Es por eso que hay momentos frustrantes en los que casi quería gritar buscando una línea de diálogo que no estaba ahí. Siempre intentando dar con la solución a las dos posturas que el juego enfrenta: el progreso como algo siempre positivo y el reaccionismo al avance indiscriminado que no siempre es lineal. La obra de Deconstruct Team hace un elegante manejo de la frustración formulando cada pregunta hacia nosotros, en segunda persona, hasta el punto en que el selector de diálogos se interpone entre nuestra mirada y los personajes cuando nos insta a posicionarnos. Pero siempre responde con la voz propia de cada personaje. Como si nos invitara a cuestionar lo que sucede dentro de los marcos de la pantalla, para luego pedirnos que busquemos la respuesta ahí fuera.
Con todo, aún hay algo que no me quito de la cabeza. La igualdad entre los actos del jugador y el sistema sirve de fundamento para todo el juego desde el primer cocktail. Y sin embargo, aún no tengo claro si esos fundamentos se construyen para formar algo más que un círculo. Volviendo al principio del juego, nos encontramos con que los píxeles a color del personaje que nos acaban de presentar y hace un momento tocaba melancólicamente el piano para nuestro deleite se convierten en una silueta gris. Sobre ella, resaltan sus emociones, entre las cuales podemos elegir como si flotaran en un invisible eje cartesiano. Primero decidimos, luego ya nos juzgará la historia.
Señalar las tendencencias de la filosofía de diseño de videojuegos desde la cohesión mecaníco-narrativa del mismo dista de ser nuevo en el medio (Undertale, Nier: Automata, Metal Gear, por citar ejemplos famosos). Quizá, la mayor seña de identidad en este aspecto de The Red Strings Club sea dirigir la conversación hacia cuánto de la vida es juego, en lugar de a cuanto de su juego habla de la vida. Cambiando enemigos (humanizados o no) que destruir, por personajes con los que hablar. Algo que debería importarnos más cada día.
O quizá necesitemos un recordatorio anual de que el juego como espacio sin consecuencias no debería ser la mayor parte de nuestra oferta de ocio.
No lo sé…
Mientras tanto, tócala otra vez Brandeis.
- Para cuando llegué a esta parte del juego, ya había leído los dos artículos enlazados. No reconocer que si no los hubiera leído es probable que no hubiera pensado nada de lo que comentan me parecería deshonesto.
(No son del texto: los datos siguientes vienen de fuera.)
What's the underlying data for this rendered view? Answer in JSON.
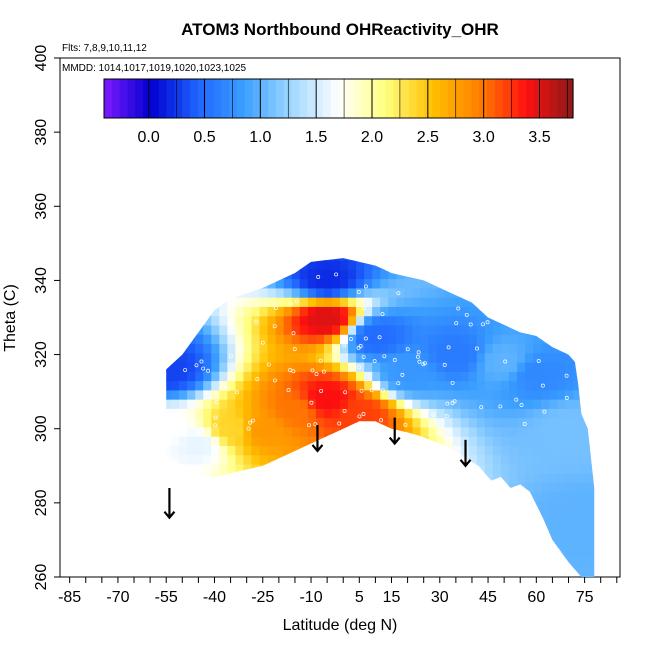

Hago este apunte para invitaros a leerlos (si aún no lo habéis hecho) y porque creo que hay varios elementos de diseño que suscitan esa lectura: el hecho de que los protagonistas reciban esa información en silencio hace que parezca más destinada a quien juega que a formar parte de la caracterización de Coldstream, lo cual se suma a lo que comenta el artículo de que debemos conocerla para avanzar y además, que sea una contraseña (algo que intentamos mantener en secreto) y no otra cosa, choca con la idea de que sea trofeo (algo que buscamos exhibir) malévolo.